According to a report to common council in 1887, Cincinnati City Clerk Edwin Henderson said council had filed more than 70 ordinances relating to “street railroads” to date, and Henderson’s report detailed 25 routes in service at the time.

At their peak, Cincinnati’s railway companies offered commuters dozens of streetcar routes with nearly 250 miles of track.

Compared to other transportation options of the time, streetcars had numerous advantages: more consistent and producing less visible waste than horses, they were less noisy and followed street patterns compared to trains, and were faster and offered a larger range than walking. Streetcars opened up all sorts of new areas to development as residents could travel further on their daily commutes or regular trips.

Outside of the occasional attempt to revive a streetcar line, often for tourism purposes, most cities today do not contain visible evidence of the popularity of streetcars. Cincinnati is a city that is trying: a plan is in the works for a 3.6 mile loop that connects employment and residential areas. Still, across the broader city and region, cars reign supreme with their ability to go anywhere and offer drivers individual choices.

Urban streetcars may primarily serve tourists

Streetcars once ruled American cities but more recent projects in many cities may primarily be used by tourists:

Some new figures further strain the connection between streetcars and core city mobility. Florida State planning student Luis Enrique Ramos recently led a comparison of ridership factors on U.S. streetcars versus those on light rail. (The work, not yet published, was presented at a recent conference.) What he found was that streetcar ridership was unrelated to service frequency, bus connections, and job proximity — the very factors that make light rail attractive to everyday commuters.

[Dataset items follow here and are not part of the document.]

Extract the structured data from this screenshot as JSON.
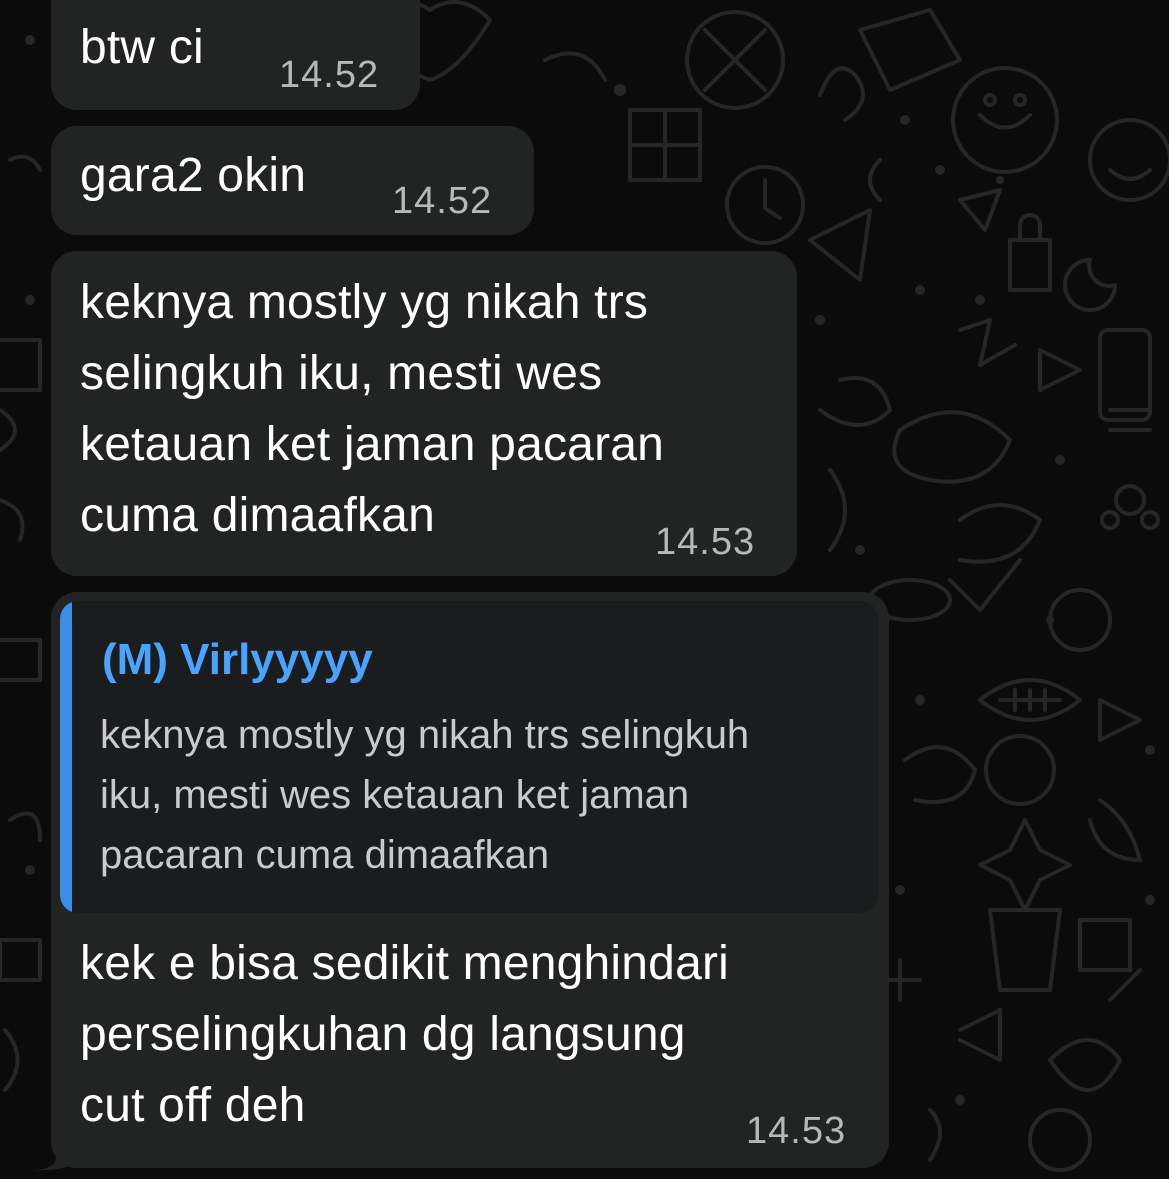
{
  "messages": [
    {
      "text": "btw ci",
      "time": "14.52"
    },
    {
      "text": "gara2 okin",
      "time": "14.52"
    },
    {
      "text_lines": [
        "keknya mostly yg nikah trs",
        "selingkuh iku, mesti wes",
        "ketauan ket jaman pacaran",
        "cuma dimaafkan"
      ],
      "time": "14.53"
    },
    {
      "reply": {
        "author": "(M) Virlyyyyy",
        "text_lines": [
          "keknya mostly yg nikah trs selingkuh",
          "iku, mesti wes ketauan ket jaman",
          "pacaran cuma dimaafkan"
        ]
      },
      "text_lines": [
        "kek e bisa sedikit menghindari",
        "perselingkuhan dg langsung",
        "cut off deh"
      ],
      "time": "14.53"
    }
  ],
  "colors": {
    "background": "#0b0b0b",
    "bubble": "#222323",
    "quote_bar": "#3a8ee6",
    "quote_author": "#4aa3ff"
  }
}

In other words, streetcars serve a completely different population of travelers than light rail does. Which population is that? Ramos and collaborators can’t say for sure, but they have a theory: tourists. Just look at the hours of operation for the Tampa streetcar — beginning at noon on weekdays? — and ask yourself who rolls into work after lunch. (And please do let us know, because we want that job.)

None of this is to say that streetcars aren’t necessarily worth it. Commutes make up a fraction of total travel in metro areas. Trolleys can operate very effectively in dense cores by running along a dedicated track, and when they arrive frequently they can promote a lively pedestrian culture. When paired with mixed-use zoning, trolleys can also lead to significant economic development (though arguably less than other modes, like bus-rapid transit).

That leaves emerging streetcar cities with a mostly-tourist attraction they hope will generate business — an amenity that feels similar in spirit to a downtown sports stadium. Again, sometimes city taxpayers conclude that an arena is worth it, and many cities no doubt feel the same about trolleys, cost overruns notwithstanding. But residents who hope the streetcar will improve mobility should be careful to consider whether they’re paying for a ride, or getting taken for one.

Some interesting factors to consider. Tourism is often seen as a significant force in many cities as it is a way to increase tax revenues as well as improve a city’s image. Streetcars can often be viewed in nostalgic terms, something that often fits a community’s appeal to tourists. Yet, if the streetcars aren’t an integrated part of a larger transportation system that serves residents and tourists, is the money spent worth it?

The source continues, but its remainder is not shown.